✨ Martes y viernes nuevos capítulos y estrenos
💬 Únete a la comunidad en WhatsApp & Telegram!
Si te está gustando la lectura, me ayudarías mucho compartiendo la web 🌟
Capítulo 18:
🍙 🍙 🍙 🍙 🍙
¡Uf! ¿Qué le ve la gente a esto? pensó para sí.
Dejó caer el vaso sobre la mesa con indiferencia, jurando no volver a intentarlo nunca más.
«¡Vaya, Michel!», dijo Ben. «No puedo creer que con una esposa así estés en el club cuando deberías estar de luna de miel».
«Dios sabe que estaría enterrado en ella todo el día y toda la noche si fuera mi esposa», añadió otro.
Michel parecía increíblemente furioso, y Alaina no pudo evitar sentir una sensación de alegría al verlo.
«¿Por qué estar enterrado en mí cuando puede estar enterrado en…?» Se inclinó sobre él para hablar con la chica. «¿Cómo te llamas?»
«Thalia», susurró la chica.
«… En Thalia. Está muy buena». El grupo estalló en carcajadas. «¡Oh, también es muy divertida!».
«Lo intento», dijo Thalia con aire de suficiencia, haciendo una pequeña reverencia.
Mientras la conversación volvía a crecer a su alrededor, Michel acercó a Alaina a su lado.
Puso sus labios contra su oreja para que nadie pudiera oír lo que estaba diciendo.
«No puedo creer que me hayas seguido hasta aquí», susurró.

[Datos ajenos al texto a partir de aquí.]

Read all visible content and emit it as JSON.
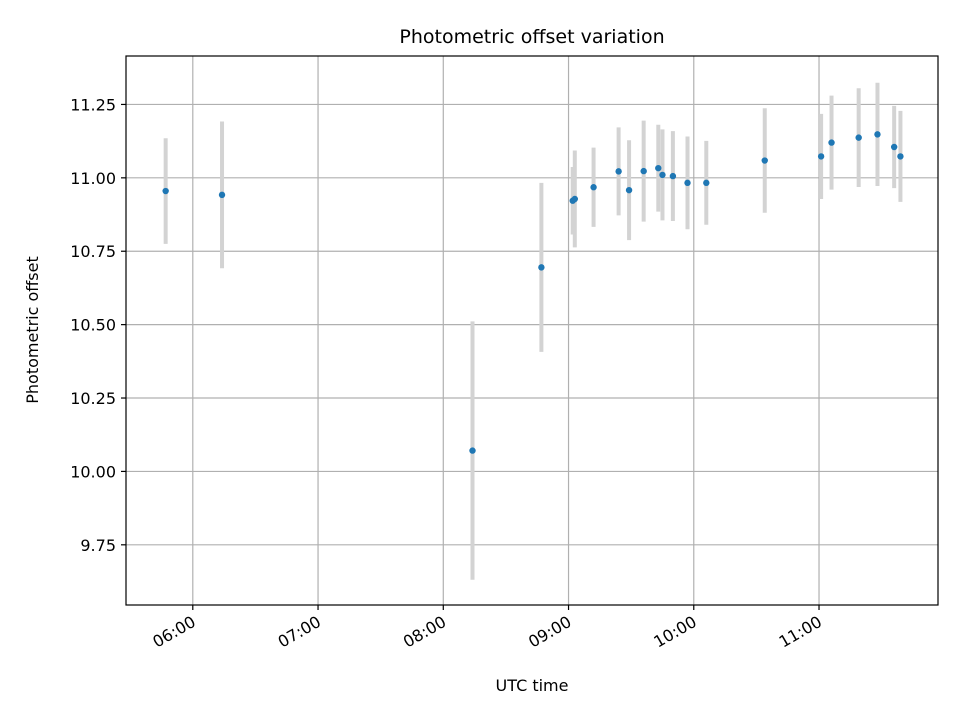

«Te dije que saldríamos NOSOTROS. ¿No habría sido más fácil que me escucharas? Podríamos haber venido juntos. Ahora te has perdido la belleza de mi dulce compañía en el viaje».
Gimió junto a su oído. «Sí, tu dulce compañía, efectivamente. Vuelve a casa, María».
«¿Por qué? ¿Te estoy estropeando el estilo?», preguntó inocentemente. «¡Oh! Debo estar impidiendo que te «sumerjas en la dulce Thalia»». «Lo entiendo».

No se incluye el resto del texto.